Chiuse le indagini a fine giugno, l’uomo che ha sparato all’orsa è stato citato a giudizio per l’uccisione dell’orsa Amarena. Il Tribunale di Avezzano ha fissato la prima udienza preliminare e l’imputato dovrà presentarsi davanti al Giudice dell’udienza preliminare (Gup) il 23 dicembre di quest’anno. Lo comunica l’Organizzazione internazionale protezione animali (Oipa), che immediatamente aveva presentato denuncia alla Procura della Repubblica. L’associazione si costituirà parte civile nel processo. L’uomo dovrà rispondere alle accuse uccisione di animali aggravata da crudeltà correlata dall’assenza di valida giustificazione ed esplosioni pericolose in luogo abitato.
«La giustizia farà il suo corso, anche se non restituirà Amarena ai suoi figli e a questa vita. Ma chi l’ha uccisa deve pagare», commenta l’associazione.
I fatti. L’orsa Amarena, uno dei simboli del Parco nazionale d’Abruzzo, Lazio e Molise (Pnalm), è stata uccisa a fucilate un anno fa nella notte del 31 agosto 2023 alla periferia di San Benedetto dei Marsi (AQ). L’autore del reato fu subito identificato. Il 5 settembre il Pnalm informò che i due cuccioli di Amarena erano vivi e, dopo essersi divisi per un breve periodo, si erano ricongiunti e sembravano essere in buona forma. Il 3 novembre il Parco annunciò che i due orfani, di circa 10 mesi, stavano bene.

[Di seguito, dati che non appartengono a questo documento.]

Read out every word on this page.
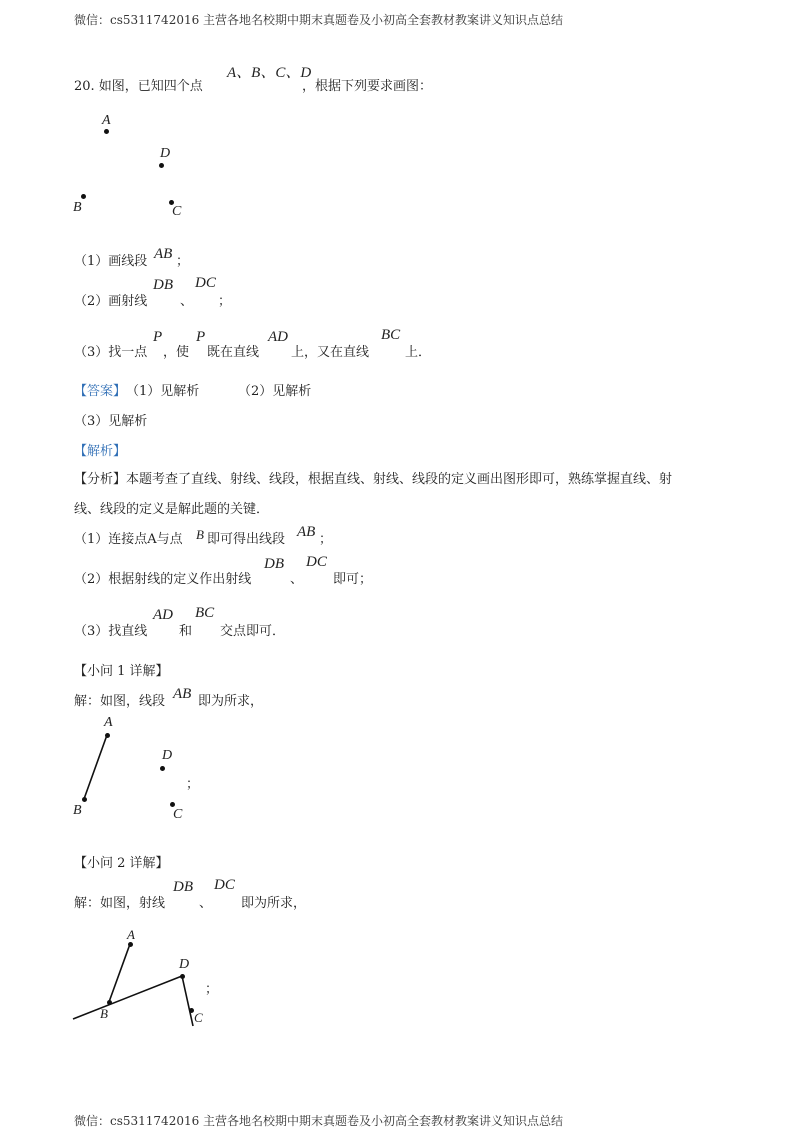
微信：cs5311742016 主营各地名校期中期末真题卷及小初高全套教材教案讲义知识点总结
20. 如图，已知四个点
A、B、C、D
，根据下列要求画图：
A
D
B	C
（1）画线段 AB ；
（2）画射线
DB
、
DC
；
（3）找一点
P
，使
P
既在直线
AD
上，又在直线
BC
上．
【答案】 （1）见解析	（2）见解析
（3）见解析
【解析】
【分析】本题考查了直线、射线、线段，根据直线、射线、线段的定义画出图形即可，熟练掌握直线、射
线、线段的定义是解此题的关键．
（1）连接点A与点 B 即可得出线段 AB ；
（2）根据射线的定义作出射线
DB
、
DC
即可；
（3）找直线
AD
和
BC
交点即可．
【小问 1 详解】
解：如图，线段 AB 即为所求，
A
D
；
B	C
【小问 2 详解】
解：如图，射线
DB
、
DC
即为所求，
A
D
；
B	C
微信：cs5311742016 主营各地名校期中期末真题卷及小初高全套教材教案讲义知识点总结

L’avviso di chiusura indagini era arrivata a fine giugno dopo che il pm Maurizio Maria Cerrato ha esaminato la perizia balistica, che ha confermato come l’indagato abbia sparato per uccidere, non per errore o per spaventare l’animale. La perizia attesta che si è trattato di una fucilata intenzionale ed esplosa da una distanza ravvicinata. L’orsa Amarena è stata raggiunta da un colpo di carabina con un proiettile calibro 12 che l’ha colpita a un fianco perforandole il polmone.

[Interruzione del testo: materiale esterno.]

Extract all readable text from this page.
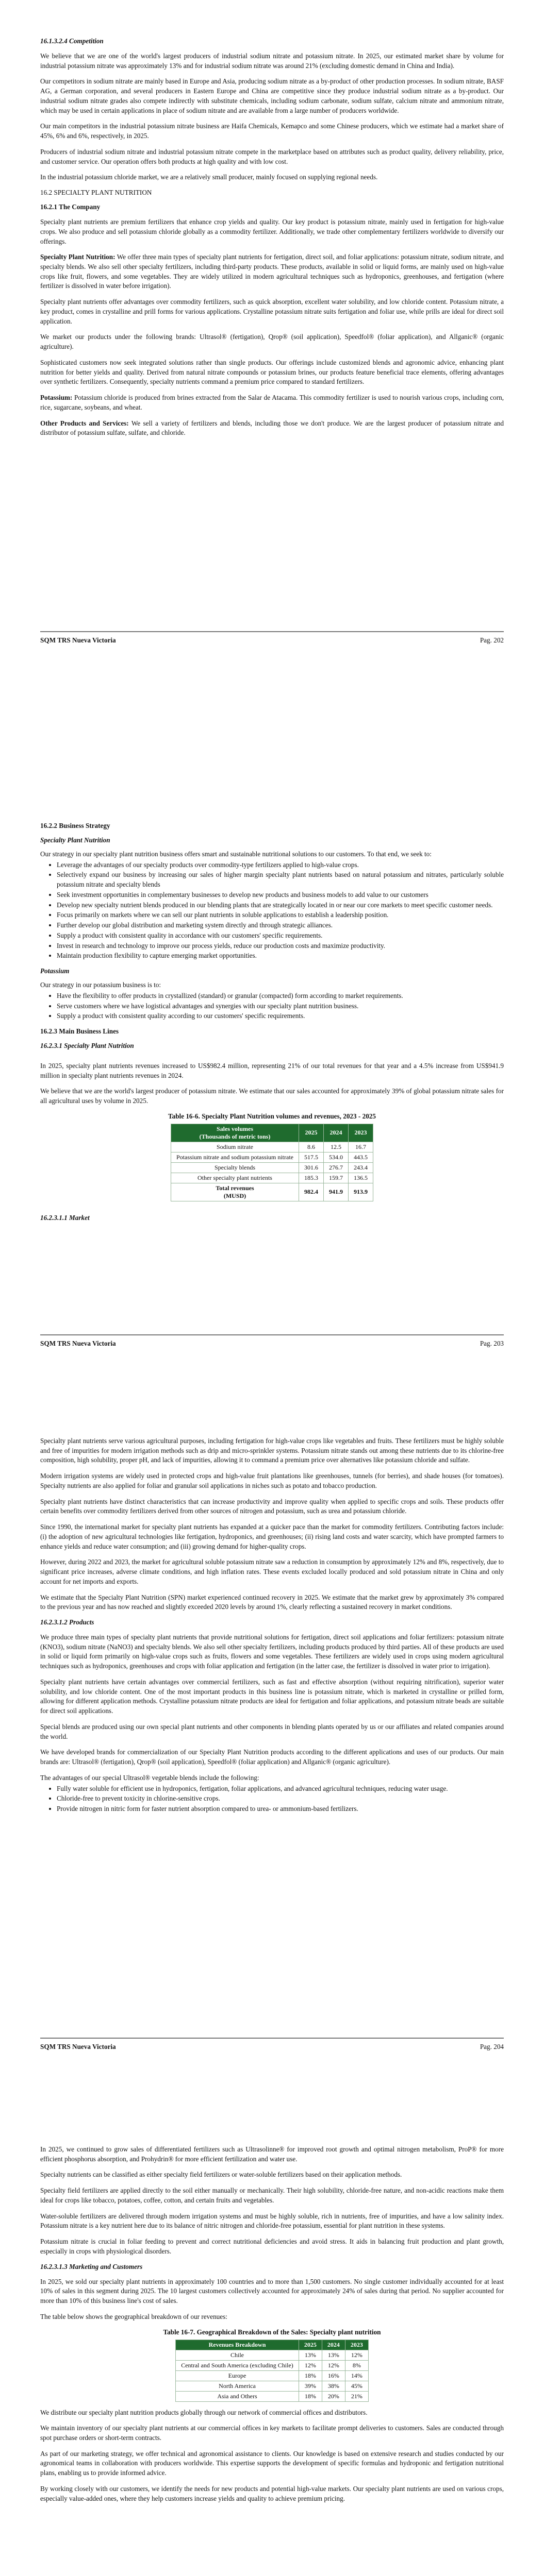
16.1.3.2.4 Competition

We believe that we are one of the world's largest producers of industrial sodium nitrate and potassium nitrate. In 2025, our estimated market share by volume for industrial potassium nitrate was approximately 13% and for industrial sodium nitrate was around 21% (excluding domestic demand in China and India).

Our competitors in sodium nitrate are mainly based in Europe and Asia, producing sodium nitrate as a by-product of other production processes. In sodium nitrate, BASF AG, a German corporation, and several producers in Eastern Europe and China are competitive since they produce industrial sodium nitrate as a by-product. Our industrial sodium nitrate grades also compete indirectly with substitute chemicals, including sodium carbonate, sodium sulfate, calcium nitrate and ammonium nitrate, which may be used in certain applications in place of sodium nitrate and are available from a large number of producers worldwide.

Our main competitors in the industrial potassium nitrate business are Haifa Chemicals, Kemapco and some Chinese producers, which we estimate had a market share of 45%, 6% and 6%, respectively, in 2025.

Producers of industrial sodium nitrate and industrial potassium nitrate compete in the marketplace based on attributes such as product quality, delivery reliability, price, and customer service. Our operation offers both products at high quality and with low cost.

In the industrial potassium chloride market, we are a relatively small producer, mainly focused on supplying regional needs.

16.2 SPECIALTY PLANT NUTRITION
16.2.1 The Company

Specialty plant nutrients are premium fertilizers that enhance crop yields and quality. Our key product is potassium nitrate, mainly used in fertigation for high-value crops. We also produce and sell potassium chloride globally as a commodity fertilizer. Additionally, we trade other complementary fertilizers worldwide to diversify our offerings.

Specialty Plant Nutrition: We offer three main types of specialty plant nutrients for fertigation, direct soil, and foliar applications: potassium nitrate, sodium nitrate, and specialty blends. We also sell other specialty fertilizers, including third-party products. These products, available in solid or liquid forms, are mainly used on high-value crops like fruit, flowers, and some vegetables. They are widely utilized in modern agricultural techniques such as hydroponics, greenhouses, and fertigation (where fertilizer is dissolved in water before irrigation).

Specialty plant nutrients offer advantages over commodity fertilizers, such as quick absorption, excellent water solubility, and low chloride content. Potassium nitrate, a key product, comes in crystalline and prill forms for various applications. Crystalline potassium nitrate suits fertigation and foliar use, while prills are ideal for direct soil application.

We market our products under the following brands: Ultrasol® (fertigation), Qrop® (soil application), Speedfol® (foliar application), and Allganic® (organic agriculture).

Sophisticated customers now seek integrated solutions rather than single products. Our offerings include customized blends and agronomic advice, enhancing plant nutrition for better yields and quality. Derived from natural nitrate compounds or potassium brines, our products feature beneficial trace elements, offering advantages over synthetic fertilizers. Consequently, specialty nutrients command a premium price compared to standard fertilizers.

Potassium: Potassium chloride is produced from brines extracted from the Salar de Atacama. This commodity fertilizer is used to nourish various crops, including corn, rice, sugarcane, soybeans, and wheat.

Other Products and Services: We sell a variety of fertilizers and blends, including those we don't produce. We are the largest producer of potassium nitrate and distributor of potassium sulfate, sulfate, and chloride.

SQM TRS Nueva Victoria	Pag. 202
16.2.2 Business Strategy
Specialty Plant Nutrition

Our strategy in our specialty plant nutrition business offers smart and sustainable nutritional solutions to our customers. To that end, we seek to:

• Leverage the advantages of our specialty products over commodity-type fertilizers applied to high-value crops.
• Selectively expand our business by increasing our sales of higher margin specialty plant nutrients based on natural potassium and nitrates, particularly soluble potassium nitrate and specialty blends
• Seek investment opportunities in complementary businesses to develop new products and business models to add value to our customers
• Develop new specialty nutrient blends produced in our blending plants that are strategically located in or near our core markets to meet specific customer needs.
• Focus primarily on markets where we can sell our plant nutrients in soluble applications to establish a leadership position.
• Further develop our global distribution and marketing system directly and through strategic alliances.
• Supply a product with consistent quality in accordance with our customers' specific requirements.
• Invest in research and technology to improve our process yields, reduce our production costs and maximize productivity.
• Maintain production flexibility to capture emerging market opportunities.
Potassium

Our strategy in our potassium business is to:

• Have the flexibility to offer products in crystallized (standard) or granular (compacted) form according to market requirements.
• Serve customers where we have logistical advantages and synergies with our specialty plant nutrition business.
• Supply a product with consistent quality according to our customers' specific requirements.
16.2.3 Main Business Lines
16.2.3.1 Specialty Plant Nutrition

In 2025, specialty plant nutrients revenues increased to US$982.4 million, representing 21% of our total revenues for that year and a 4.5% increase from US$941.9 million in specialty plant nutrients revenues in 2024.

We believe that we are the world's largest producer of potassium nitrate. We estimate that our sales accounted for approximately 39% of global potassium nitrate sales for all agricultural uses by volume in 2025.

Table 16-6. Specialty Plant Nutrition volumes and revenues, 2023 - 2025
Sales volumes
(Thousands of metric tons)	2025	2024	2023
Sodium nitrate	8.6	12.5	16.7
Potassium nitrate and sodium potassium nitrate	517.5	534.0	443.5
Specialty blends	301.6	276.7	243.4
Other specialty plant nutrients	185.3	159.7	136.5
Total revenues
(MUSD)	982.4	941.9	913.9
16.2.3.1.1 Market
SQM TRS Nueva Victoria	Pag. 203

Specialty plant nutrients serve various agricultural purposes, including fertigation for high-value crops like vegetables and fruits. These fertilizers must be highly soluble and free of impurities for modern irrigation methods such as drip and micro-sprinkler systems. Potassium nitrate stands out among these nutrients due to its chlorine-free composition, high solubility, proper pH, and lack of impurities, allowing it to command a premium price over alternatives like potassium chloride and sulfate.

Modern irrigation systems are widely used in protected crops and high-value fruit plantations like greenhouses, tunnels (for berries), and shade houses (for tomatoes). Specialty nutrients are also applied for foliar and granular soil applications in niches such as potato and tobacco production.

Specialty plant nutrients have distinct characteristics that can increase productivity and improve quality when applied to specific crops and soils. These products offer certain benefits over commodity fertilizers derived from other sources of nitrogen and potassium, such as urea and potassium chloride.

Since 1990, the international market for specialty plant nutrients has expanded at a quicker pace than the market for commodity fertilizers. Contributing factors include: (i) the adoption of new agricultural technologies like fertigation, hydroponics, and greenhouses; (ii) rising land costs and water scarcity, which have prompted farmers to enhance yields and reduce water consumption; and (iii) growing demand for higher-quality crops.

However, during 2022 and 2023, the market for agricultural soluble potassium nitrate saw a reduction in consumption by approximately 12% and 8%, respectively, due to significant price increases, adverse climate conditions, and high inflation rates. These events excluded locally produced and sold potassium nitrate in China and only account for net imports and exports.

We estimate that the Specialty Plant Nutrition (SPN) market experienced continued recovery in 2025. We estimate that the market grew by approximately 3% compared to the previous year and has now reached and slightly exceeded 2020 levels by around 1%, clearly reflecting a sustained recovery in market conditions.

16.2.3.1.2 Products

We produce three main types of specialty plant nutrients that provide nutritional solutions for fertigation, direct soil applications and foliar fertilizers: potassium nitrate (KNO3), sodium nitrate (NaNO3) and specialty blends. We also sell other specialty fertilizers, including products produced by third parties. All of these products are used in solid or liquid form primarily on high-value crops such as fruits, flowers and some vegetables. These fertilizers are widely used in crops using modern agricultural techniques such as hydroponics, greenhouses and crops with foliar application and fertigation (in the latter case, the fertilizer is dissolved in water prior to irrigation).

Specialty plant nutrients have certain advantages over commercial fertilizers, such as fast and effective absorption (without requiring nitrification), superior water solubility, and low chloride content. One of the most important products in this business line is potassium nitrate, which is marketed in crystalline or prilled form, allowing for different application methods. Crystalline potassium nitrate products are ideal for fertigation and foliar applications, and potassium nitrate beads are suitable for direct soil applications.

Special blends are produced using our own special plant nutrients and other components in blending plants operated by us or our affiliates and related companies around the world.

We have developed brands for commercialization of our Specialty Plant Nutrition products according to the different applications and uses of our products. Our main brands are: Ultrasol® (fertigation), Qrop® (soil application), Speedfol® (foliar application) and Allganic® (organic agriculture).

The advantages of our special Ultrasol® vegetable blends include the following:

• Fully water soluble for efficient use in hydroponics, fertigation, foliar applications, and advanced agricultural techniques, reducing water usage.
• Chloride-free to prevent toxicity in chlorine-sensitive crops.
• Provide nitrogen in nitric form for faster nutrient absorption compared to urea- or ammonium-based fertilizers.
SQM TRS Nueva Victoria	Pag. 204

In 2025, we continued to grow sales of differentiated fertilizers such as Ultrasolinne® for improved root growth and optimal nitrogen metabolism, ProP® for more efficient phosphorus absorption, and Prohydrin® for more efficient fertilization and water use.

Specialty nutrients can be classified as either specialty field fertilizers or water-soluble fertilizers based on their application methods.

Specialty field fertilizers are applied directly to the soil either manually or mechanically. Their high solubility, chloride-free nature, and non-acidic reactions make them ideal for crops like tobacco, potatoes, coffee, cotton, and certain fruits and vegetables.

Water-soluble fertilizers are delivered through modern irrigation systems and must be highly soluble, rich in nutrients, free of impurities, and have a low salinity index. Potassium nitrate is a key nutrient here due to its balance of nitric nitrogen and chloride-free potassium, essential for plant nutrition in these systems.

Potassium nitrate is crucial in foliar feeding to prevent and correct nutritional deficiencies and avoid stress. It aids in balancing fruit production and plant growth, especially in crops with physiological disorders.

16.2.3.1.3 Marketing and Customers

In 2025, we sold our specialty plant nutrients in approximately 100 countries and to more than 1,500 customers. No single customer individually accounted for at least 10% of sales in this segment during 2025. The 10 largest customers collectively accounted for approximately 24% of sales during that period. No supplier accounted for more than 10% of this business line's cost of sales.

The table below shows the geographical breakdown of our revenues:

Table 16-7. Geographical Breakdown of the Sales: Specialty plant nutrition
Revenues Breakdown	2025	2024	2023
Chile	13%	13%	12%
Central and South America (excluding Chile)	12%	12%	8%
Europe	18%	16%	14%
North America	39%	38%	45%
Asia and Others	18%	20%	21%

We distribute our specialty plant nutrition products globally through our network of commercial offices and distributors.

We maintain inventory of our specialty plant nutrients at our commercial offices in key markets to facilitate prompt deliveries to customers. Sales are conducted through spot purchase orders or short-term contracts.

As part of our marketing strategy, we offer technical and agronomical assistance to clients. Our knowledge is based on extensive research and studies conducted by our agronomical teams in collaboration with producers worldwide. This expertise supports the development of specific formulas and hydroponic and fertigation nutritional plans, enabling us to provide informed advice.

By working closely with our customers, we identify the needs for new products and potential high-value markets. Our specialty plant nutrients are used on various crops, especially value-added ones, where they help customers increase yields and quality to achieve premium pricing.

«La Procura ha confermato che l’orsa al momento dello sparo era innocua», sottolinea l’Oipa. «Amarena è l’ennesima vittima non solo della pericolosità sociale d’individui, cui pure si concede il porto d’armi, ma anche del clima d’odio nei confronti dei grandi carnivori fomentato in Italia da alcuni esponenti politici. Auspichiamo che si arrivi a una condanna esemplare nei confronti dell’inquisito. Noi saremo parte civile nel processo».